CasiMedicos-Arg: A Medical Question Answering Dataset Annotated with Explanatory Argumentative Structures
Sviridova, Ekaterina, Yeginbergen, Anar, Estarrona, Ainara, Cabrio, Elena, Villata, Serena, Agerri, Rodrigo
Explaining Artificial Intelligence (AI) decisions is a major challenge nowadays in AI, in particular when applied to sensitive scenarios like medicine and law. However, the need to explain the rationale behind decisions is a main issue also for human-based deliberation as it is important to justify \textit{why} a certain decision has been taken. Resident medical doctors for instance are required not only to provide a (possibly correct) diagnosis, but also to explain how they reached a certain conclusion.

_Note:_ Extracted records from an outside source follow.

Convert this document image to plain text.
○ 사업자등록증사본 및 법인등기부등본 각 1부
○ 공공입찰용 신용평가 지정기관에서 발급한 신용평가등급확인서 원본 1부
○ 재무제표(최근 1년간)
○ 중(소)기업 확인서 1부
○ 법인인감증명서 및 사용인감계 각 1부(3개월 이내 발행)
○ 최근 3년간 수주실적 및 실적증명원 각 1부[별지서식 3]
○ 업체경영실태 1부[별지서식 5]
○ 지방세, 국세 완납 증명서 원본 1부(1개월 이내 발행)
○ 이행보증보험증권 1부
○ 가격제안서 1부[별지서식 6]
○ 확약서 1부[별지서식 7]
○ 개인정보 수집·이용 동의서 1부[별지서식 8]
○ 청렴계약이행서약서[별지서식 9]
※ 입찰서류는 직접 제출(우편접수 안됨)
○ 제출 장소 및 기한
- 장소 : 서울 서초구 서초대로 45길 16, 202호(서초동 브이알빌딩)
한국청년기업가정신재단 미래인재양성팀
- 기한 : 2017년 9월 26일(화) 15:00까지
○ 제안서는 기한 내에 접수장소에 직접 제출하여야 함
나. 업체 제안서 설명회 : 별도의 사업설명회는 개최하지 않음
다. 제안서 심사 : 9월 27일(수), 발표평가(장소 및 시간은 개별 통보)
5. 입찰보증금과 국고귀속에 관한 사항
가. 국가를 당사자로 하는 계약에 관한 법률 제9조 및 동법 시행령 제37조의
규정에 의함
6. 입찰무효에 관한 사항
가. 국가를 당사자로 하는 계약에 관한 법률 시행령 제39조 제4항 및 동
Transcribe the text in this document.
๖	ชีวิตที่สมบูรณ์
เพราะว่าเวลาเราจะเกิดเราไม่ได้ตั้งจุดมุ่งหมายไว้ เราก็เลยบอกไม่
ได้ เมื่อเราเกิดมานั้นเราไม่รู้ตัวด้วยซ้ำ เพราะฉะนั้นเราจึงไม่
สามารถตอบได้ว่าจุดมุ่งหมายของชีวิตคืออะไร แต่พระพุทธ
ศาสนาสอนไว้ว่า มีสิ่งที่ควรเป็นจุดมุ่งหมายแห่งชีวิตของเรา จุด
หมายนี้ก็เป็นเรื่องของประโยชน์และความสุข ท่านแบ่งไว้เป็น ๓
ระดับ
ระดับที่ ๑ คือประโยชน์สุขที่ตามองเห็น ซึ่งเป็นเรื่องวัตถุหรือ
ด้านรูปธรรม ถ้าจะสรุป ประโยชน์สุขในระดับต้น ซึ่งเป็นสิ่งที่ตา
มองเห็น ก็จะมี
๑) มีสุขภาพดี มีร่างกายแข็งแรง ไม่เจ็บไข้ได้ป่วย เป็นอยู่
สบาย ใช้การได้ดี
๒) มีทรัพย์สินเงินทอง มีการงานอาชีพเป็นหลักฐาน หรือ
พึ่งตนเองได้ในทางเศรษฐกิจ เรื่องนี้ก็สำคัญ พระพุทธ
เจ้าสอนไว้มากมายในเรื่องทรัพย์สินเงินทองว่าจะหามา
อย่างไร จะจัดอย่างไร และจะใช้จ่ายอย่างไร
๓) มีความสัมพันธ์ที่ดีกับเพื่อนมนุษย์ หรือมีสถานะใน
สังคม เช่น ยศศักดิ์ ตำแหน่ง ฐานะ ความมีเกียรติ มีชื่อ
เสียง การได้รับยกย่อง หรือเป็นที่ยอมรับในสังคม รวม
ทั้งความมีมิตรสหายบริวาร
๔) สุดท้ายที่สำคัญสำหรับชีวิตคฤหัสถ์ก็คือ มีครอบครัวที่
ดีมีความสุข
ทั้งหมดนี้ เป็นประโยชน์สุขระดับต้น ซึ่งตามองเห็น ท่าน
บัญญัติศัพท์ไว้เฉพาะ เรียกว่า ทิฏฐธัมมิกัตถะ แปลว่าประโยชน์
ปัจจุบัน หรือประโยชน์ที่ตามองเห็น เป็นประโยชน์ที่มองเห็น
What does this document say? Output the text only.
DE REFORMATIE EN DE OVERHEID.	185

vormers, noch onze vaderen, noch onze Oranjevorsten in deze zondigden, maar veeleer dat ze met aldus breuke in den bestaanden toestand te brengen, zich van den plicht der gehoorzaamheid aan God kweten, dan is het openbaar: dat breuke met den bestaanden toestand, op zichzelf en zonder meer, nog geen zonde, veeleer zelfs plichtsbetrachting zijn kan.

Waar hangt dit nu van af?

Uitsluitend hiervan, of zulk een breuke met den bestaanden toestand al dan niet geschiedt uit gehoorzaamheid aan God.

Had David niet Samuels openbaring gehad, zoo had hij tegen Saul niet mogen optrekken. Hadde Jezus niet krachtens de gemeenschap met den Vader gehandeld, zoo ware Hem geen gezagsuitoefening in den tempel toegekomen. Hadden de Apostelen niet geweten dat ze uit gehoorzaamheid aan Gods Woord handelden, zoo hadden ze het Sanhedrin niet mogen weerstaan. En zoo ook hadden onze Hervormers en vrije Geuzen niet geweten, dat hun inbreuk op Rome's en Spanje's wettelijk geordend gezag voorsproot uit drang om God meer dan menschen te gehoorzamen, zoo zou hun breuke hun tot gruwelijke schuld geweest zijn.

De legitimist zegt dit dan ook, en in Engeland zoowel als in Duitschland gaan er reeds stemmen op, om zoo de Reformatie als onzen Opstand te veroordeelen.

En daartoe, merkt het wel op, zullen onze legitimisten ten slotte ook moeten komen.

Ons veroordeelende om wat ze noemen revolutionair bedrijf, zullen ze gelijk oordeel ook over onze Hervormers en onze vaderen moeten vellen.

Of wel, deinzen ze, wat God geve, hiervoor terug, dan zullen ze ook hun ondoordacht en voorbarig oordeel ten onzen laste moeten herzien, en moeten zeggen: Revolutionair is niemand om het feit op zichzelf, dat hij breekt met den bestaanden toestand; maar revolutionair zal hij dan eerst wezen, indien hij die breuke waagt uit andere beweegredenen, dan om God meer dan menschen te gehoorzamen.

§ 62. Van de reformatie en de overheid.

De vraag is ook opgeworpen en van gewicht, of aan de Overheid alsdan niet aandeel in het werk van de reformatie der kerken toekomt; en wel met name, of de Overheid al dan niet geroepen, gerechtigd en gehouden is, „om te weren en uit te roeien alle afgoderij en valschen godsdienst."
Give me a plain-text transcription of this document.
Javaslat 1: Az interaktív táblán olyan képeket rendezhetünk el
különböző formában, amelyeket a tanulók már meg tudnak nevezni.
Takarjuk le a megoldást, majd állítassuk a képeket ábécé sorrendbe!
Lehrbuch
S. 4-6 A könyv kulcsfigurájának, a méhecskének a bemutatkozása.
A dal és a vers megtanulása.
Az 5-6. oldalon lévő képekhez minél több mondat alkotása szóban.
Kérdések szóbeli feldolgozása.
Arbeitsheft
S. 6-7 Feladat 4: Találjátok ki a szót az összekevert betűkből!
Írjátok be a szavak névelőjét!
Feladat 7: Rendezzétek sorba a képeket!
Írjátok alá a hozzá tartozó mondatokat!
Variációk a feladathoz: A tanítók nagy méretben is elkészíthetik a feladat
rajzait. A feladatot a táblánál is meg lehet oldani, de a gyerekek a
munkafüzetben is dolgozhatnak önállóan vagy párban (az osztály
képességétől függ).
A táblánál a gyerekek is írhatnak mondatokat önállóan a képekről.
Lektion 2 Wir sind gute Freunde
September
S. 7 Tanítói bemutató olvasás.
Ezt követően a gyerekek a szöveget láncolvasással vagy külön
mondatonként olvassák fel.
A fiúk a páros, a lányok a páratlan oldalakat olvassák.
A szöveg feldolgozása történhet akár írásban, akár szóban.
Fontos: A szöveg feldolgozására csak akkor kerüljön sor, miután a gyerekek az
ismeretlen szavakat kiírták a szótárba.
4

Developing new tools to aid residents to train their explanation skills is therefore a central objective of AI in education. In this paper, we follow this direction, and we present, to the best of our knowledge, the first multilingual dataset for Medical Question Answering where correct and incorrect diagnoses for a clinical case are enriched with a natural language explanation written by doctors. These explanations have been manually annotated with argument components (i.e., premise, claim) and argument relations (i.e., attack, support), resulting in the Multilingual CasiMedicos-Arg dataset which consists of 558 clinical cases in four languages (English, Spanish, French, Italian) with explanations, where we annotated 5021 claims, 2313 premises, 2431 support relations, and 1106 attack relations. We conclude by showing how competitive baselines perform over this challenging dataset for the argument mining task.